Pour tout dire, quand en 2014, certains journaux avaient rappelé cette date, on l’avait trouvé surfaite. « J’ai terminé le match en ignorant que nous venions de vivre une première historique », reconnaît Pierre Albaladéjo. Ça fait donc un peu drôle de parler de cet événement. D’ailleurs ceux qui l’ont connu témoignent que le capitaine Jean Prat lui-même n’en gardait pas un souvenir marquant. Mais les faits sont là : le 10 avril 1954, la France battait l’Angleterre 11 à 3 à Colombes. Les mathématiques rendirent donc leur verdict, les Coqs se retrouvaient à la première place du Tournoi des 5 Nations, ce qui n’était jamais arrivé auparavant. Trophée symbolique, mais un peu brinquebalant. Victoire dans le tournoi OK, mais à égalité avec l’Angleterre et le pays de Galles… Dans une compétition à cinq, ça manquait un peu de panache et de clarté. Ancien reporter à L’Équipe, Henri Garcia fut témoin direct de ce moment. D’histoire ? « évidemment, cette égalité à trois n’a pas servi l’événement. Ça n’a pas été une grande célébration, même si la presse a bien sûr salué cette première. »

Des « minots » nommés Domenech, Boniface et Albaladéjo

Ceci dit, trois victoires en quatre matchs en 1954, ce n’était pas rien. L’Irlande notamment n’avait plus perdu à Colombes depuis… 1931 (suspension et guerre aidant). Cette fois, elle avait cédé 8-0 avec tous les points inscrits par la famille Prat : Jean et Maurice. Mais si l’on prend en compte la balance attaque-défense, comme on le ferait aujourd’hui, les Bleus auraient terminé troisièmes. C’est aussi pourquoi, ce succès de 1954 fut surtout célébré après coup par les médias, dans une perspective historique. Sur le terrain, on n’y pensait pas. André Boniface, ailier de 19 ans, narre : « Il n’y a pas eu de grande émotion sur le moment ça s’est sûr, on avait quand même touché une petite médaille très banale qui ne signifiait pas grand-chose. De toute façon, j’étais trop jeune, je ne réalisais pas. Je crois que j’étais content pour les anciens, pas pour moi, même si j’avais marqué un essai contre les Anglais.

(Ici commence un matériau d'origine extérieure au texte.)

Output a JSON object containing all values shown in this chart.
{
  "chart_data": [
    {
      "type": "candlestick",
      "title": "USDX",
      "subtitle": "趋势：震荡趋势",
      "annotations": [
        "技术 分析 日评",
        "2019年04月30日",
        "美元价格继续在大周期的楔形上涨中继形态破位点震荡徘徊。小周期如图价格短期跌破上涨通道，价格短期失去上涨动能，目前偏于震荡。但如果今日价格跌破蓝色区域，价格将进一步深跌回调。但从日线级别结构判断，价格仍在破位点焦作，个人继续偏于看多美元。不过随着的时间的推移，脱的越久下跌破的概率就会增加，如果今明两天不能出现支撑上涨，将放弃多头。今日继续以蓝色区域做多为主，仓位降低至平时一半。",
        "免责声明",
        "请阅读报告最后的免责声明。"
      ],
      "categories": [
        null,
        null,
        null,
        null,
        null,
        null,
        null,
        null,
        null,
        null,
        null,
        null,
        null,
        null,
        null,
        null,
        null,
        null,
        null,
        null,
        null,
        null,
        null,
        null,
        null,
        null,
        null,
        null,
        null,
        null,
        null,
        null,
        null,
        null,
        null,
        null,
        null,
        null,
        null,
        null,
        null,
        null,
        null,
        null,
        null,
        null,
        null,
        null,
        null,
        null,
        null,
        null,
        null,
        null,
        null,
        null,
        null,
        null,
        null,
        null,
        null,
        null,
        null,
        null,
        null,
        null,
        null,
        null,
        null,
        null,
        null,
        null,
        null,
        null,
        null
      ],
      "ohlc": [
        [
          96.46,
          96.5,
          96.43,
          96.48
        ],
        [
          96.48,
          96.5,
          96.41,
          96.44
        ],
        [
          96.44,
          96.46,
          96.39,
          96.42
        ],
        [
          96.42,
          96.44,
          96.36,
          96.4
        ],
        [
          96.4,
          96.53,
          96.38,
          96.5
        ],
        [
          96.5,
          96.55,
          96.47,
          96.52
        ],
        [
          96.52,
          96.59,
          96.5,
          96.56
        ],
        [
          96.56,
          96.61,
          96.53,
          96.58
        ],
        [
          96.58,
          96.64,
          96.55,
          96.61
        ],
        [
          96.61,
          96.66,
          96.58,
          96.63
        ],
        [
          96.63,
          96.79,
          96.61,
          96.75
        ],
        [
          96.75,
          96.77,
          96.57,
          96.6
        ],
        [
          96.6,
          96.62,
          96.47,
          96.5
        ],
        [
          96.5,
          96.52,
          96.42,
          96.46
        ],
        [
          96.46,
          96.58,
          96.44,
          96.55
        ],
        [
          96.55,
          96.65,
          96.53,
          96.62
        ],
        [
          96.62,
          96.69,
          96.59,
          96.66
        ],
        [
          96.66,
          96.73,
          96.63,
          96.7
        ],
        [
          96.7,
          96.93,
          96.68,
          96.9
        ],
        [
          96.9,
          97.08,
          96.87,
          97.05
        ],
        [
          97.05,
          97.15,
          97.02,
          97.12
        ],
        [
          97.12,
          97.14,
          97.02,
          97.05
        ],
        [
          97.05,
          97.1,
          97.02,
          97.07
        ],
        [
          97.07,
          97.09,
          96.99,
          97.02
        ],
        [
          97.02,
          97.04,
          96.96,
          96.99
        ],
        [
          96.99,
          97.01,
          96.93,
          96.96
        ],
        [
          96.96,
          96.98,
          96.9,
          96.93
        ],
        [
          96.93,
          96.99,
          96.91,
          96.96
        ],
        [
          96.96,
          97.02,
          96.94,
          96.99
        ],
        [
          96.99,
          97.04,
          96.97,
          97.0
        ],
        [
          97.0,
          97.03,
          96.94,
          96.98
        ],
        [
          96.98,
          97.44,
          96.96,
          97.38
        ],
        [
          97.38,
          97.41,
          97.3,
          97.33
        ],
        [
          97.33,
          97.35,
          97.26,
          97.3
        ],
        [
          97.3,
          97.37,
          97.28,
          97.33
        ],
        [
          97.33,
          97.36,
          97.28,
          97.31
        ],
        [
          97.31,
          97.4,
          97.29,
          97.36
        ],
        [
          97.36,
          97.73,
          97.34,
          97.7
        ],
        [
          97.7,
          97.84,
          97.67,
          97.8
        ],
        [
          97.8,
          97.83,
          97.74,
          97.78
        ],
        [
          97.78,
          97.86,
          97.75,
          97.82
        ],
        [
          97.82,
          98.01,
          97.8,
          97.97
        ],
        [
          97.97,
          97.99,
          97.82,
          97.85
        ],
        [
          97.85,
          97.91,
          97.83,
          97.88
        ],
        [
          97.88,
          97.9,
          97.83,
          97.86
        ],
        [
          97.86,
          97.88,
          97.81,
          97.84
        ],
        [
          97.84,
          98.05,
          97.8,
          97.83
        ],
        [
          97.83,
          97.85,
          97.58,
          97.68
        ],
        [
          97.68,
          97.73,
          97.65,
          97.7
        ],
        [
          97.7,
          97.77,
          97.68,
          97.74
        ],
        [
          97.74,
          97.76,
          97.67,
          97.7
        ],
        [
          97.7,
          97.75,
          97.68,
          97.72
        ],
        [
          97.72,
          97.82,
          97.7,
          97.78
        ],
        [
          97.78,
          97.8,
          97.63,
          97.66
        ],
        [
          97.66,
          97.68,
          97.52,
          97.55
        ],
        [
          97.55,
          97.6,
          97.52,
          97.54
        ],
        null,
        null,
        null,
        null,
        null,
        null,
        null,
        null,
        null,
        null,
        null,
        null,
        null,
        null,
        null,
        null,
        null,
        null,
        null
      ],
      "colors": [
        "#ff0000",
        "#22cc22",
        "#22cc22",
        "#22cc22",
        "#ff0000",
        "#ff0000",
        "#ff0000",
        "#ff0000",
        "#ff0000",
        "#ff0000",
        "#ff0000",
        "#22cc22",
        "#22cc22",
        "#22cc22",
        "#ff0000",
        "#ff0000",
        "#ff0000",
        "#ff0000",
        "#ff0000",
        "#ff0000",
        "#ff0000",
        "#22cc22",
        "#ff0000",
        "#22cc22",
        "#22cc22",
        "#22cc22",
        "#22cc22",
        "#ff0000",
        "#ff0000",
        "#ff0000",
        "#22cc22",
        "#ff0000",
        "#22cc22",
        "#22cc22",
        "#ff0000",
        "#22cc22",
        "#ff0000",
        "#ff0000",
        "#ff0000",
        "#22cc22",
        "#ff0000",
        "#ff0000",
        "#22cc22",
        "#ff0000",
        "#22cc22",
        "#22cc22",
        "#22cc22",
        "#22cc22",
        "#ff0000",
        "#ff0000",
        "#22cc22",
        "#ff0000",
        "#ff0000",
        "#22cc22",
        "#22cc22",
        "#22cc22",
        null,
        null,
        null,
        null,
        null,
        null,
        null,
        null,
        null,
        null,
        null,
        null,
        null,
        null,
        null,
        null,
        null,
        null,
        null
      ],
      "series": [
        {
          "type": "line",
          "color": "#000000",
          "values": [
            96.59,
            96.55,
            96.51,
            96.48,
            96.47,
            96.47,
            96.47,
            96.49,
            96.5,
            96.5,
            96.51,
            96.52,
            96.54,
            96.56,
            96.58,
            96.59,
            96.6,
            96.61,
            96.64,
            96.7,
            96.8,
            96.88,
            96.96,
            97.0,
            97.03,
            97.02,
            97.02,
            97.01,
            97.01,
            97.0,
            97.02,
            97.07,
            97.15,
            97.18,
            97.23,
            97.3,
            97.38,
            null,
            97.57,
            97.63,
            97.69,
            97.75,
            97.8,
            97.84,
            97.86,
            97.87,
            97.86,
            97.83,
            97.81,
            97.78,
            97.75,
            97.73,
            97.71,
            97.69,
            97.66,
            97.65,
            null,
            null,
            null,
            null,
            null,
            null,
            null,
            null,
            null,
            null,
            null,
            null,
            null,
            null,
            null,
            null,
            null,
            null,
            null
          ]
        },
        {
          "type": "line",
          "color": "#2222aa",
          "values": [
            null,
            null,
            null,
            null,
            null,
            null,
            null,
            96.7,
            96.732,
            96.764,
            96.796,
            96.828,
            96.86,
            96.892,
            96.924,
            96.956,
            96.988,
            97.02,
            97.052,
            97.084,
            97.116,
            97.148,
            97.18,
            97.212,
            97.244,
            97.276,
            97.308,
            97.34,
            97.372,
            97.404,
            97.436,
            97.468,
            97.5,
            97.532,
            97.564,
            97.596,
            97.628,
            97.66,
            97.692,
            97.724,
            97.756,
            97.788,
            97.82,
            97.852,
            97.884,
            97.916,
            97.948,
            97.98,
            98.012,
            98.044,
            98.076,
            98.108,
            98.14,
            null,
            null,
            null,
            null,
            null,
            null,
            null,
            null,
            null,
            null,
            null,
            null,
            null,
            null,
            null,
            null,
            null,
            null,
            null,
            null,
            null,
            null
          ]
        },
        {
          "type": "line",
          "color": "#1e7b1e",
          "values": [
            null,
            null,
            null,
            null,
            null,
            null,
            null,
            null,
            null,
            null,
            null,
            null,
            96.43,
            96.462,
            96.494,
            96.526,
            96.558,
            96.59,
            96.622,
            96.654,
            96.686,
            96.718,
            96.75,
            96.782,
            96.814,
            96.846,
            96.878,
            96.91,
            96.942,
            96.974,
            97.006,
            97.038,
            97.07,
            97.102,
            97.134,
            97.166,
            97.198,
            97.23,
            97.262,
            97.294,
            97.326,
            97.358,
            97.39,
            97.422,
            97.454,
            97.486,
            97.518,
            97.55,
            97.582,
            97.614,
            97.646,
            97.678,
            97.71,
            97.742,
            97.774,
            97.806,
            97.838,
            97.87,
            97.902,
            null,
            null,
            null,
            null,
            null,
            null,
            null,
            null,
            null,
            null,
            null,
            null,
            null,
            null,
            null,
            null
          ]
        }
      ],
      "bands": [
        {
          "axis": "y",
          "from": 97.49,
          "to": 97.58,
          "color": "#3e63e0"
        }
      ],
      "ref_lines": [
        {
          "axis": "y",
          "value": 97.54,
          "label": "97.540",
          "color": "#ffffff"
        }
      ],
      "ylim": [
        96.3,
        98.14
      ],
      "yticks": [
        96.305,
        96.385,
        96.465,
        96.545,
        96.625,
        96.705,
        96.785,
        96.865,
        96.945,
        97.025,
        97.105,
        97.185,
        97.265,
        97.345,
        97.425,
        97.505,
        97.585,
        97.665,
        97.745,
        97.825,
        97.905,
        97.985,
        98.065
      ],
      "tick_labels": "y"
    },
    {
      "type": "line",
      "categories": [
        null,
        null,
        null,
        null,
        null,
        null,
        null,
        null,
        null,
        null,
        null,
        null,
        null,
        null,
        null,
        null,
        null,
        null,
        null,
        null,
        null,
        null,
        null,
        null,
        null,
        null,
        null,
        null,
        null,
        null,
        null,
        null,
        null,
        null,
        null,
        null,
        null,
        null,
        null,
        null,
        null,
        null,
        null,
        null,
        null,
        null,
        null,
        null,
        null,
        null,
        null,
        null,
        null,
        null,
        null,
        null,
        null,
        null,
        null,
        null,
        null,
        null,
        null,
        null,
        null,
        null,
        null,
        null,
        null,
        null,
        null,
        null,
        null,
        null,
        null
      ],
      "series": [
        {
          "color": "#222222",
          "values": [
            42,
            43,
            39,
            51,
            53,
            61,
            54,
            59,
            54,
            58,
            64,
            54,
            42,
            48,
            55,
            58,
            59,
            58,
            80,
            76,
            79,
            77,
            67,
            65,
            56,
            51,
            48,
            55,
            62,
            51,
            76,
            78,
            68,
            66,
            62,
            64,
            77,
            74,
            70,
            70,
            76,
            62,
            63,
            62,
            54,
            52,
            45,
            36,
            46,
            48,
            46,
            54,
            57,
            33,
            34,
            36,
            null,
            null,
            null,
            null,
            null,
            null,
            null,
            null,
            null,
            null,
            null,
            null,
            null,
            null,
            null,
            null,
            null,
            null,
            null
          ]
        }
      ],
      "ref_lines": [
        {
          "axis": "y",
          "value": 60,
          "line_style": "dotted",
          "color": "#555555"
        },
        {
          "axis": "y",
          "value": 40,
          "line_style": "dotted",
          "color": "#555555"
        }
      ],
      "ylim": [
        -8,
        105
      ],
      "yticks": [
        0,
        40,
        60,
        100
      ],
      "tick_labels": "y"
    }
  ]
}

Mais je l’avais trouvé nul sur le moment. Je n’avais fait que courir derrière un coup de pied. Je jouais à l’aile à ce moment-là, avec de très bons centres pour me servir, Maurice Prat et Roger Martine. Mais j’espérais un jour que je pourrais moi aussi être à ce poste pour pratiquer le rugby que j’avais envie de jouer. C’était mon état d’esprit. J’avais confiance en l’avenir car je me sentais « pistonné » par Jean Prat. »

Et au milieu, une victoire face aux All Blacks, peu célébrée


Mais tout compte fait, en examinant tout ça à la loupe, on se rend compte que ce résultat marqua une vraie borne dans l’histoire : comme si 1954 avait été une année charnière, celle qui avait vu la France s’installer à l’étage des nations majeures. Car si l’on observe d’encore plus près la saison, on peut considérer que ce Tournoi comptait en fait… cinq matchs pour les Français. Puisqu’au milieu, figurait un « petit » rendez-vous contre les All Blacks en tournée, le 27 février, gagné lui aussi (3-0). Autre première historique. « Mais ça n’avait pas eu un très grand retentissement, pas comme si ça se passait maintenant », reprend André Boniface. Lucien Mias aussi nous avait fait la même réflexion voici quelques années. « La presse en avait parlé, mais sans plus. À cette époque, le Tournoi avait plus d’importance que les matchs face aux nations en tournée. » André Boniface ajoute même une touche de modestie pour minorer l’exploit : « J’ai toujours pensé qu’ils étaient fatigués en fin de tournée et qu’ils étaient sortis s’amuser dans les jours qui avaient précédé le test. » Belle honnêteté car c’est vrai que les Français, privés de ballons, avaient gagné par miracle après avoir subi un wagon d’occasions. Boniface avait d’ailleurs sauvé in extremis un essai en prenant le ballon, après rebond, au-dessus de la tête de son adversaire direct. Si l’on rajoute pourtant le match face aux All Blacks au bilan du Tournoi, les Français auraient encore terminé premiers, mais à égalité à deux seulement (avec le pays de Galles). Quatre victoires en cinq matchs.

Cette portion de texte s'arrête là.